Waarom er ondertussen acht jaar lang in mijn dossier had gestaan: “zegt niks in de groep maar reageert goed op individuele vragen”, leek niemand relevant te vinden. Geen docent had me uitgenodigd om te oefenen, of de spelregels helder gemaakt. Als ik als jong kind had geweten wat het doel van de kring was (praten? oefenen? leren beurt nemen? contact maken? ) had ik misschien iets heel anders gedaan. Nu was het een uitwisseling van wat je in het weekend gedaan had. Boeiend om naar te luisteren vond ik het vooral. Maar als ik het had geweten, als iemand me

En omdat de docenten me wilden beschermen tegen mogelijke rotgevoelens voortkomend uit wat zij dachten dat verlegenheid was, kreeg ik ook geen uitnodigingen tot aanwezigheid. Hoefde niet voor de klas te komen, sprak zelden meer dan twee zinnen achter elkaar. Zelfs de voorleesbeurten werden bij mij snel aan een ander doorgegeven.

Rond mijn achttiende (ik zat inmiddels op het HBO) moest ik voor het eerst een presentatie geven voor de klas. Ik wist zéker dat ik dit niet kon. Dat ik zou flauwvallen. Dat het licht zou worden in mijn hoofd, en donker voor mijn ogen.

De docent, die van een andere opleiding afkomstig was en mijn dossier niet gelezen had, geloofde me niet. Hij liet me het gewoon doen. En ik bleek niet flauw te vallen. Sterker nog: ik bleek het best leuk te vinden voor de groep. En de zenuwen die ik had? Daar zagen anderen helemaal niets van. Een jaar later begon ik aan de lerarenopleiding en voor ik het wist stond ik standaard voor de groep.

Halverwege mijn dertigste kwam er ineens een andere herinnering terug uit mijn achttiende levensjaar. In datzelfde jaar tweede werd bij een stadsbrede debatwedstrijd. Ik, die zogenaamd niet durfde te spreken in groepen. Maar debatterend voelde ik me vrij genoeg om te spelen. Om te experimenteren. Omdat de ander moest zwijgen zodra ik begon. Omdat ik tijd kreeg. Omdat er geluisterd werd alsof het ertoe deed.

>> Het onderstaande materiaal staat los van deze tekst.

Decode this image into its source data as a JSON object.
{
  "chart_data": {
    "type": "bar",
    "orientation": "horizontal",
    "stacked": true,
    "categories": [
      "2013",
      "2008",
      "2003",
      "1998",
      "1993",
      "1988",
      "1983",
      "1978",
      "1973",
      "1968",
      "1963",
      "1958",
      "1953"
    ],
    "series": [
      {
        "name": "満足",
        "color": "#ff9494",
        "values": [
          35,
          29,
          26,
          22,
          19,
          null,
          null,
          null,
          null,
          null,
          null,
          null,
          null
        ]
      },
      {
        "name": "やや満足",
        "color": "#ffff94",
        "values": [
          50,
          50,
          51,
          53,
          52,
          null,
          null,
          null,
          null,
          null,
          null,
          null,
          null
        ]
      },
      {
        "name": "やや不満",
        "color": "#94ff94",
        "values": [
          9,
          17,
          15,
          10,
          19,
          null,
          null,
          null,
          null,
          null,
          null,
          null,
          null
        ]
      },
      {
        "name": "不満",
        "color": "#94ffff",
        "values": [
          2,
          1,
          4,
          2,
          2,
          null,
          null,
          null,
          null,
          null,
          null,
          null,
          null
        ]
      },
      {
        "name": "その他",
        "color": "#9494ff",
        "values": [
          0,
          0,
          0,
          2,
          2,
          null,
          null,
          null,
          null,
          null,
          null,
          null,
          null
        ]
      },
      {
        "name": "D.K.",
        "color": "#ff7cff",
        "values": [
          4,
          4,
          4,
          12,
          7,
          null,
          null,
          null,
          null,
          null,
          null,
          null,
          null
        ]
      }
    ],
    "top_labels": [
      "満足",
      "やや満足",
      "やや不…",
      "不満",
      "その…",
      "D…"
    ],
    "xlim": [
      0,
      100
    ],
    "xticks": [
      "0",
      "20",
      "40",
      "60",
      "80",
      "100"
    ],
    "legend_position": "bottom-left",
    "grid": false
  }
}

Daar kon ik iemand anders zijn. Of beter: daar kon ik iets anders worden.

En dat is misschien wel het vreemdste van alles. Het verhaal over mijn verlegenheid droeg ik nog jaren met me mee. Terwijl ik ondertussen wel leerde doceren. Ging improviseren. Me niet besefte dat ik dat vaak ook zonder zenuwen deed. Dat ik moeiteloos ruimte kon innemen zodra de setting veranderde. Zodra er iets verschoven was in de manier waarop ik gezien werd en mocht verschijnen. Wat er veranderd was? De ander. De ruimte. De spelregels. De context. Het veranderde wil ik op dat moment was.

En zodra ik me dat besefte kwam de vraag in me op die Nora eerder in haar theoretische verhaal geïntroduceerd had.

Wie kan ik worden bij jou?
En wie kun jij worden bij mij?

Niet: wie ben ik. Maar wie ontstaat hier, tussen jou en mij? Welke stem wordt mogelijk gemaakt, en welke onhoorbaar? Een kind dat stil is, is niet per definitie verlegen. Een student die zegt dat ze het niet kan, is niet per definitie bang. Een professional die zwijgt, heeft misschien niets aan vertrouwen nodig, maar een andere context.

Identiteit is geen vaste kern. Het is een antwoord. Op hoe we worden ontvangen. Op hoe we worden uitgenodigd.

Ik weet nu dat ik niet iemand ben die verlegen is. Ik ben iemand die verlegen kan worden. En ook iemand die spreken kan. Het is afhankelijk van wie jij bij mij bent. En wie ik bij jou mag worden.